Hard limit:
- Plenty of API hallucination happening on cutting edge Spark (4.0.0+) functionality, especially PySpark. Spark bares some blame here for broken and incomplete documentation. Takes a human in the loop to realize that the documentation is misleading or wrong or missing.
Soft limit: - API design. I’ve found that, unless specifically steered towards “good” API design (highly subjective), agents tend to just add another endpoint / function to satisfy the exact task at hand, with total disregard to how the rest of the API looks. (Pretty much exactly what a junior engineer would do…)That last part about it acting like a junior matches my experience very well. I'm using LLM's for refactoring, adding repetitive blocks of code, etc.

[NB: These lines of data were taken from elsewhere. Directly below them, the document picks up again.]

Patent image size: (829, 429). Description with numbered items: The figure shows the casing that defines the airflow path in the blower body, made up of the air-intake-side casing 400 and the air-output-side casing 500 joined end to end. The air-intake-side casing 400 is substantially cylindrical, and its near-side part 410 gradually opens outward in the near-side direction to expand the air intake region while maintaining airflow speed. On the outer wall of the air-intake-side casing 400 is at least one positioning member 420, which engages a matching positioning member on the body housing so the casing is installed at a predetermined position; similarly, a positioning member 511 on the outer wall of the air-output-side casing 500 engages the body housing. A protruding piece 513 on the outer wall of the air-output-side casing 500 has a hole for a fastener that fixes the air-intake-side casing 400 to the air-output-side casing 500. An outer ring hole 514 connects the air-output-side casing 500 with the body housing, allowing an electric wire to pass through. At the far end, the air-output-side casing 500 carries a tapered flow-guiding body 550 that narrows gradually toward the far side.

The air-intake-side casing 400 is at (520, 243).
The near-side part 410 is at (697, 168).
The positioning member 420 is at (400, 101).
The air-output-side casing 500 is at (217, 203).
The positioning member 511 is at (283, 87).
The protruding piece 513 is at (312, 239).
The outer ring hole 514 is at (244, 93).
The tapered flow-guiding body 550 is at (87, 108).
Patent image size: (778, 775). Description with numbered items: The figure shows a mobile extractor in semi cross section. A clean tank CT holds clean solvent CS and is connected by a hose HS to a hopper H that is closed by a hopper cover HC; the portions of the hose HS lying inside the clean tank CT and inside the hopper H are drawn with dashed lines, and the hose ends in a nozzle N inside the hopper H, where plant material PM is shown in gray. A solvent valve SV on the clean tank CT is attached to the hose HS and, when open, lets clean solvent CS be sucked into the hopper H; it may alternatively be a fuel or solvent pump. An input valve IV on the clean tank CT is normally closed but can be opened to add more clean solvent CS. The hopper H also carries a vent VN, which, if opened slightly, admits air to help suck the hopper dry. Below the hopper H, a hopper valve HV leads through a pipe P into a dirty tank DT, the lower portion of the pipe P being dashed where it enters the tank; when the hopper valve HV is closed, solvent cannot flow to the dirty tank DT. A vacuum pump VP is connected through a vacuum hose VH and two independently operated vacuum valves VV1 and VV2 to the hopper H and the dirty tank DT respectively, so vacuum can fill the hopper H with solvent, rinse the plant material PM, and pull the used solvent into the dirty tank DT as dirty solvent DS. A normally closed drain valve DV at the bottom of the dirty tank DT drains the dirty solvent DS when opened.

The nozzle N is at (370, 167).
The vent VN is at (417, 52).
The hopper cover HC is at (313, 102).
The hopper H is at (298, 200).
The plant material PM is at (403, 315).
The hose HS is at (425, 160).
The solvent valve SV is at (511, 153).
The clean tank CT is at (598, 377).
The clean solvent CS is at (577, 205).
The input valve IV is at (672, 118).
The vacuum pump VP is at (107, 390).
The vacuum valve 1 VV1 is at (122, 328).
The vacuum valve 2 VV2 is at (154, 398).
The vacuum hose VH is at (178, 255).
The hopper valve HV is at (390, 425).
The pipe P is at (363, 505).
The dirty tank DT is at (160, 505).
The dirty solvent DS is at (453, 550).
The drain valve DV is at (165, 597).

Unless I'm very clear at all times it will write code like the most annoying stubborn junior you've ever worked with. Nothing is sacred, everything can be abbreviated, shortened, made more confusing, made less readable, and concepts like readability or naming conventions are not even considered.
It also adds superfluous nonsense comments that don't explain the "why".
On this note, one thing I've found Codex to do is worry more than necessary about breaking changes for internal APIs. Maybe a bit more prompting would fix this, but I found even when iteratively implementing larger new features, it worries about breaking APIs that aren't used by anything but the new code yet.